Une invitation au blanchiment d'argent
La réticence du Parquet estonien à élucider l'affaire pourrait avoir des conséquences insoupçonnées, prévient le député d'opposition Igor Gräzin dans Eesti Päevaleht :
«La procureure générale vient de déclarer que l'enquête n'aboutirait probablement à rien. Alors qu'elle s'occupe d'affaires comparativement moins importantes et plus 'efficaces' sur le plan de l'opinion publique, les grands délits ne sont pas élucidés, par manque de temps. ... Au titre d'Etat numérique, nous voulons avoir un système bancaire et financier transparent, mais notre parquet, en plus de laisser libre cours au blanchiment d'argent sale, déclare de surcroît que l'enquête ne mènera à rien. Une façon de souhaiter la bienvenue aux 'investisseurs' du monde entier.»

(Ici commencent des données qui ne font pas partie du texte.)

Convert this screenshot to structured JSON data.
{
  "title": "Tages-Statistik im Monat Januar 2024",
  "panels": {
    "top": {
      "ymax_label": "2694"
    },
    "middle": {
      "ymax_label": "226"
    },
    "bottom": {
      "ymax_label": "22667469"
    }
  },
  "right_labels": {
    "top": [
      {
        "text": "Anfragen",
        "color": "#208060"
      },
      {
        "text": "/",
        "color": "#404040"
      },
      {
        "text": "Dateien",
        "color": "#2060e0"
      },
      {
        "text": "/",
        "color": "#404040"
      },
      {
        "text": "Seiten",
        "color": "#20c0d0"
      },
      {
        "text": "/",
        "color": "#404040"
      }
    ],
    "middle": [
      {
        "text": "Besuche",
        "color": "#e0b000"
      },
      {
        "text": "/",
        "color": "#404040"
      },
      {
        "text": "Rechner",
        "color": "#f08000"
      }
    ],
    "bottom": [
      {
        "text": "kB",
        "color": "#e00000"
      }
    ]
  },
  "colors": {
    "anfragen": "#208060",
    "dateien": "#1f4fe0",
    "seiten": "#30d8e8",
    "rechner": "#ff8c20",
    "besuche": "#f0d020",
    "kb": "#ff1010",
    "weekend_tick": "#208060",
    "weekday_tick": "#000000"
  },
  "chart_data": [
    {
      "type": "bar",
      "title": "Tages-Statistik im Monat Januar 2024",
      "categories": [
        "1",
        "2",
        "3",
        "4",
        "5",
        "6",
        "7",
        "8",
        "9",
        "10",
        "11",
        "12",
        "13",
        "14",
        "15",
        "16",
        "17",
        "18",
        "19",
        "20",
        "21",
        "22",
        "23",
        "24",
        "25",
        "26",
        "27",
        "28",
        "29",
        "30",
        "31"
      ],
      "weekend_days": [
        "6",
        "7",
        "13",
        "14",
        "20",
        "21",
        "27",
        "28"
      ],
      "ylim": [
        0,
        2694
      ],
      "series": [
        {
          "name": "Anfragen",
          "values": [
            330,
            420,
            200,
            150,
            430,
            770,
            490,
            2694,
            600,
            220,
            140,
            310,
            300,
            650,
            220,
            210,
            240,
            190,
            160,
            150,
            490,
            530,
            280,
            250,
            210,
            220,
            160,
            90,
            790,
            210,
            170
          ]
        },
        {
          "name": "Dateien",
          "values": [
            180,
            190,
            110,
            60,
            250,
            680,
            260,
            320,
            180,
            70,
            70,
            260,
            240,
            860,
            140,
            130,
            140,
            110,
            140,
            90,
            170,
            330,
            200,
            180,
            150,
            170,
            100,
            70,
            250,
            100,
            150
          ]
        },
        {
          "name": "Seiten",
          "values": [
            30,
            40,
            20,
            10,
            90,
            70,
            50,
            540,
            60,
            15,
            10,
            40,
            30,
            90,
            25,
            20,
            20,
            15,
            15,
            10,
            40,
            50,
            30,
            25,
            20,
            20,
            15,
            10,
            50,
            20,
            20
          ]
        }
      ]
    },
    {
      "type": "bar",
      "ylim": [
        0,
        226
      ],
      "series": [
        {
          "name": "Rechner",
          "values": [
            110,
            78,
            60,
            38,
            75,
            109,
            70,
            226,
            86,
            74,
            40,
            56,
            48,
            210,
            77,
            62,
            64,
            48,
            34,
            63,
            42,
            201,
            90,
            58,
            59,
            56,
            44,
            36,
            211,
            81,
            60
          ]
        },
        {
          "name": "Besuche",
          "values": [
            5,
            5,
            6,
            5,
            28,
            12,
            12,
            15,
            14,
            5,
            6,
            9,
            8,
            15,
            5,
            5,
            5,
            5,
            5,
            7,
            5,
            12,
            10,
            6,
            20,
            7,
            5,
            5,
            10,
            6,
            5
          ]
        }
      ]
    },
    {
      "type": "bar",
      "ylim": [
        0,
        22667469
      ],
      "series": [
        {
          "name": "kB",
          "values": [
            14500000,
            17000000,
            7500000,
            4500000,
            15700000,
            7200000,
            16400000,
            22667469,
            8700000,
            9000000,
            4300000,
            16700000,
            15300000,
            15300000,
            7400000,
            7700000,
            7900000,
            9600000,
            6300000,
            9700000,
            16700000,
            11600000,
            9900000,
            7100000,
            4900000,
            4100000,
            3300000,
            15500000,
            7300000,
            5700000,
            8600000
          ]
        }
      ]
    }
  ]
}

Le gouvernement détourne le regard
Dans Postimees, le journaliste Marcus Kolga déplore la réaction hésitante du gouvernement estonien :
«Même si la mesure montre que l'Etat prend enfin au sérieux le blanchiment d'argent sale russe et qu'il est prêt à sévir, il devrait néanmoins réagir de façon plus conséquente et mener une enquête afin de conforter la confiance des pays occidentaux dans les établissements financiers estoniens. ... Les problèmes de blanchiment d'argent sont déjà connus depuis 2015, lorsqu'une enquête a été ouverte contre la filiale estonienne de Danske Bank. Alors que l'Estonie est connue pour sa politique progressiste en matière de lutte contre la corruption, elle n'a pour l'instant pas apporté de réponse satisfaisante aux reproches formulés à l'encontre de la banque. Il s'agit pourtant d'une somme considérable : neuf milliards de dollars, soit un milliard de moins que le montant total du budget estonien. Et tout cet argent provient d'affaires de corruption en lien avec le Kremlin.»

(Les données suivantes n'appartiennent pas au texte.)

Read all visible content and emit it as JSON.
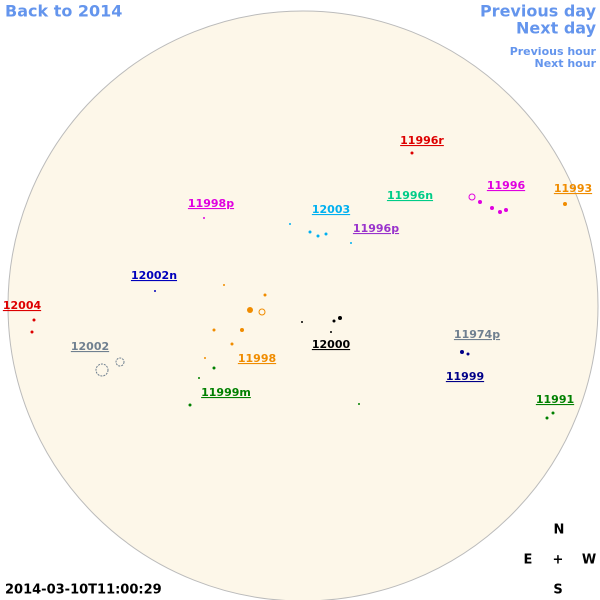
{
  "nav": {
    "back": "Back to 2014",
    "previous_day": "Previous day",
    "next_day": "Next day",
    "previous_hour": "Previous hour",
    "next_hour": "Next hour"
  },
  "regions": [
    {
      "label": "11996r",
      "color": "#dd0000"
    },
    {
      "label": "11998p",
      "color": "#e000e0"
    },
    {
      "label": "12003",
      "color": "#00b0f0"
    },
    {
      "label": "11996n",
      "color": "#00cc88"
    },
    {
      "label": "11996",
      "color": "#e000e0"
    },
    {
      "label": "11993",
      "color": "#f08c00"
    },
    {
      "label": "11996p",
      "color": "#9933cc"
    },
    {
      "label": "12002n",
      "color": "#0000bb"
    },
    {
      "label": "12004",
      "color": "#dd0000"
    },
    {
      "label": "12002",
      "color": "#708090"
    },
    {
      "label": "11998",
      "color": "#f08c00"
    },
    {
      "label": "12000",
      "color": "#000000"
    },
    {
      "label": "11974p",
      "color": "#708090"
    },
    {
      "label": "11999",
      "color": "#000088"
    },
    {
      "label": "11999m",
      "color": "#008000"
    },
    {
      "label": "11991",
      "color": "#008000"
    }
  ],
  "compass": {
    "north": "N",
    "east": "E",
    "center": "+",
    "west": "W",
    "south": "S"
  },
  "timestamp": "2014-03-10T11:00:29"
}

L'Estonie, dindon de la farce
Le blanchiment d'argent sale a rapporté à Danske Bank de gros bénéfices mais à présent, c'est l'Estonie qui paie les pots cassés, déplore Äripäev :
«En 2013, la filiale estonienne, qui représente 0,5 pour cent du groupe, a réalisé deux pour cent de ses bénéfices. ... Ceci coïncide avec une époque où les banques danoises étaient en grande difficulté et où Danske Bank avait fermé de nombreuses filiales. L'expert américain en blanchiment d'argent sale, Burke Files, a analysé les documents pour le quotidien danois Berlingske et résume ainsi la situation : 'La direction de Danske Bank a agi de manière insensée. Les comptes que j'ai vus pourraient sortir tout droit d'un manuel de blanchiment d'argent sale.' L'Estonie passe à nouveau pour l'ex-république soviétique par laquelle transite l'argent sale.»

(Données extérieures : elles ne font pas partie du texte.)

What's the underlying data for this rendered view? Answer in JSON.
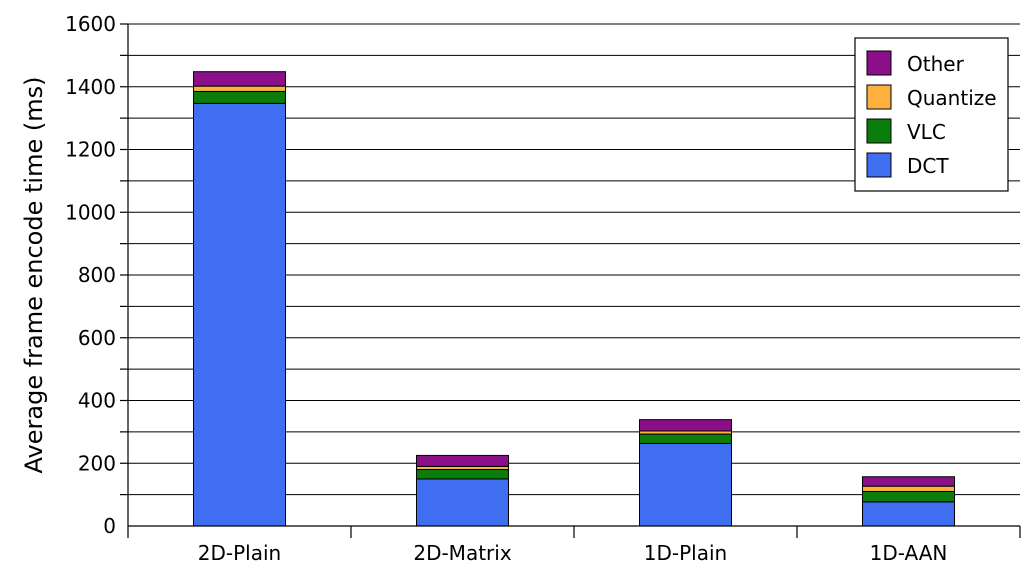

Ce qui se passe en Europe de l'Est n'intéresse personne
Helsingin Sanomat s'étonne que Danske Bank se soit pour l'instant tirée à si bon compte de ce scandale - notamment par comparaison à Nordea Bank, qui avait conseillé à ses clients d’Europe du Nord d'échapper au fisc en plaçant leur argent dans des paradis fiscaux :
«Or pour l'instant, et c'est surprenant, on s'est peu ému des agissements d'un autre groupe bancaire nordique, Danske Bank. Sa filiale estonienne a blanchi des milliards. ... L'argent provenait apparemment de l'Est, notamment de Russie. ... Si Danske Bank a admis des irrégularités, elle n'en a toutefois pas précisé le montant. Et pourtant, le blanchiment d'argent n'a provoqué ni émoi, ni tollé, ni perte de clients. Peut-être cautionne-t-on davantage l'escroquerie quand elle est le fait d'Européens de l'Est.»